Attacking the NDP’s own Declaration on the Rights of Indigenous Peoples Act is just the latest example of Premier Eby taking on the talking points and the platform of the BC Conservatives. Previously he ended BC’s limited drug decriminalization program without consulting or informing the Indigenous organizations that helped put it together. He has a plan to replace mental health care with prison time, and he wants to make it harder for people accused of crimes to access bail while waiting for a trial.
As is usual when a “progressive” party lurches to the right, the beneficiary is the right. As Eby succeeds in convincing people to oppose Indigenous rights, he is also convincing them to support the leaderless BC Conservative party.

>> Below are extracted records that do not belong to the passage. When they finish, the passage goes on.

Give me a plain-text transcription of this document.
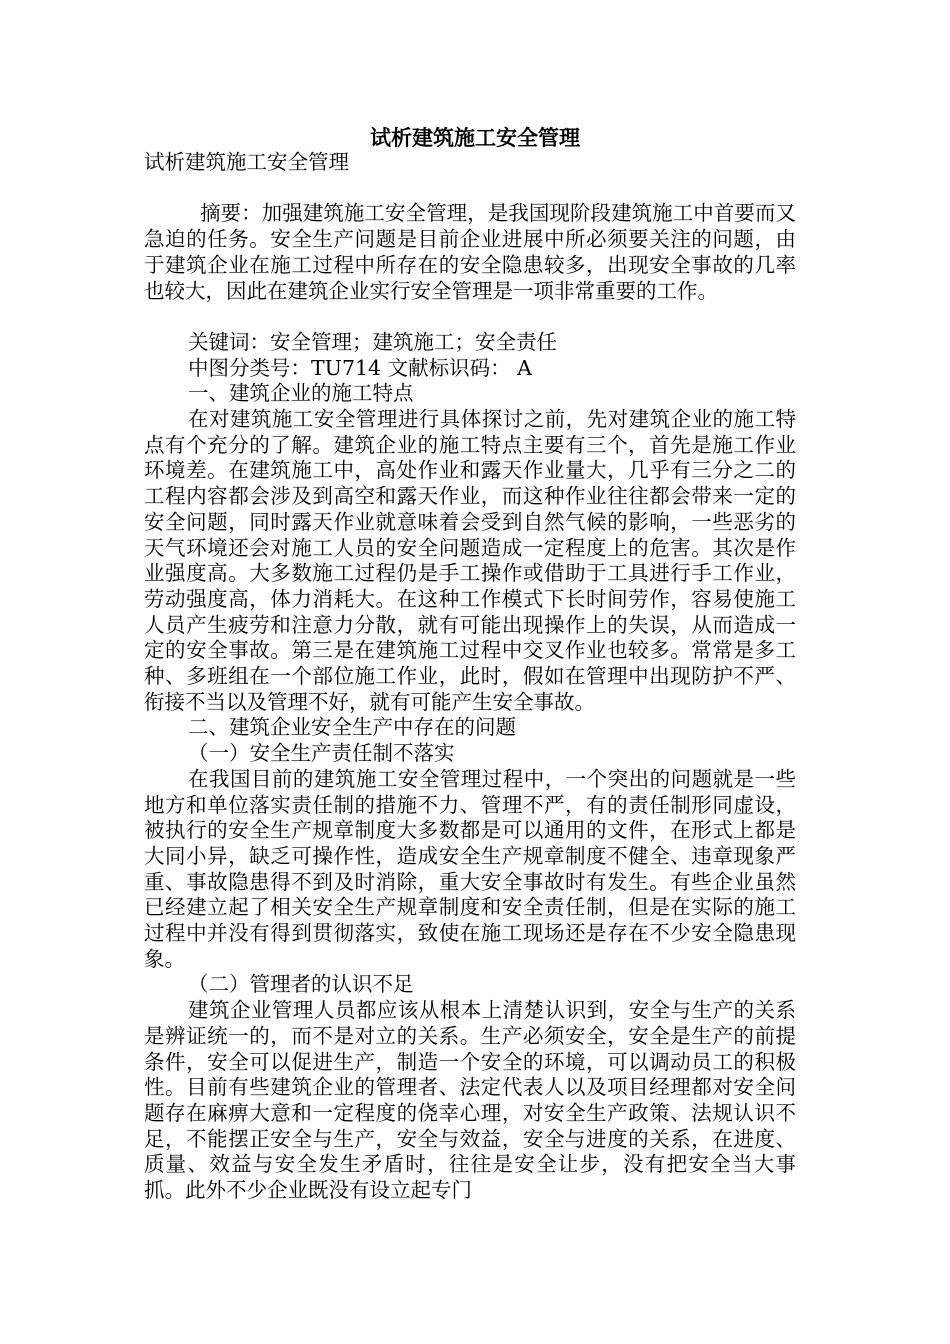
试析建筑施工安全管理

试析建筑施工安全管理

摘要：加强建筑施工安全管理，是我国现阶段建筑施工中首要而又急迫的任务。安全生产问题是目前企业进展中所必须要关注的问题，由于建筑企业在施工过程中所存在的安全隐患较多，出现安全事故的几率也较大，因此在建筑企业实行安全管理是一项非常重要的工作。

关键词：安全管理；建筑施工；安全责任

中图分类号：TU714 文献标识码： A

一、建筑企业的施工特点

在对建筑施工安全管理进行具体探讨之前，先对建筑企业的施工特点有个充分的了解。建筑企业的施工特点主要有三个，首先是施工作业环境差。在建筑施工中，高处作业和露天作业量大，几乎有三分之二的工程内容都会涉及到高空和露天作业，而这种作业往往都会带来一定的安全问题，同时露天作业就意味着会受到自然气候的影响，一些恶劣的天气环境还会对施工人员的安全问题造成一定程度上的危害。其次是作业强度高。大多数施工过程仍是手工操作或借助于工具进行手工作业，劳动强度高，体力消耗大。在这种工作模式下长时间劳作，容易使施工人员产生疲劳和注意力分散，就有可能出现操作上的失误，从而造成一定的安全事故。第三是在建筑施工过程中交叉作业也较多。常常是多工种、多班组在一个部位施工作业，此时，假如在管理中出现防护不严、衔接不当以及管理不好，就有可能产生安全事故。

二、建筑企业安全生产中存在的问题

（一）安全生产责任制不落实

在我国目前的建筑施工安全管理过程中，一个突出的问题就是一些地方和单位落实责任制的措施不力、管理不严，有的责任制形同虚设，被执行的安全生产规章制度大多数都是可以通用的文件，在形式上都是大同小异，缺乏可操作性，造成安全生产规章制度不健全、违章现象严重、事故隐患得不到及时消除，重大安全事故时有发生。有些企业虽然已经建立起了相关安全生产规章制度和安全责任制，但是在实际的施工过程中并没有得到贯彻落实，致使在施工现场还是存在不少安全隐患现象。

（二）管理者的认识不足

建筑企业管理人员都应该从根本上清楚认识到，安全与生产的关系是辨证统一的，而不是对立的关系。生产必须安全，安全是生产的前提条件，安全可以促进生产，制造一个安全的环境，可以调动员工的积极性。目前有些建筑企业的管理者、法定代表人以及项目经理都对安全问题存在麻痹大意和一定程度的侥幸心理，对安全生产政策、法规认识不足，不能摆正安全与生产，安全与效益，安全与进度的关系，在进度、质量、效益与安全发生矛盾时，往往是安全让步，没有把安全当大事抓。此外不少企业既没有设立起专门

A recent Angus Reid poll shows an increase in respondents who believe that the Declaration Act, “goes too far in limiting provincial authority over land and resources.” In March of last year 44% agreed with that statement, this March it has risen to 53%. Meanwhile, approval of Premier Eby has declined from its peak of 53% last March down to 37% now. The BC Conservatives now have 44% of decided voters vs the NDP’s 42%. Among those who believe that the Declaration Act goes too far, 70% would vote Conservative. The more success Eby has in convincing the people of BC to turn their back on reconciliation the better the chances are for a Conservative election win.
An injury to one is an injury to all
In a statement released on April 9, First Nations Leadership Council, FNLC, called “for the immediate withdrawal of any proposals to amend or suspend the Declaration Act or the Interpretation Act. If the government proceeds with any legislative proposal without the free, prior and informed consent of First Nations, the FNLC and First Nations will be forced to pursue every available avenue, legal, political and through direct action to defend First Nations’ rights.”
It is urgent that we act in solidarity with Indigenous nations and beat back the NDP attacks on the Declaration Act and we must make sure that the government is defeated in its attempts to reverse Indigenous land claims victories in the courts. Not only because this province and country was built on genocide and ethnic cleansing, as if that wasn’t enough. But if the NDP rolls back Indigenous rights and convinces more people of their racist arguments for doing so, they won’t stop there. Behind the NDP assault on Indigenous rights is their allegiance to resource industries. They are already attacking environmental regulations under the cover of fighting Trump. While the fracked gas industry enjoys billions in subsidies from the province our schools, hospitals and post-secondary systems are underfunded and failing. If Premier Eby’s racist arguments can distract people from the multiple crises caused by putting profit before people we will all lose.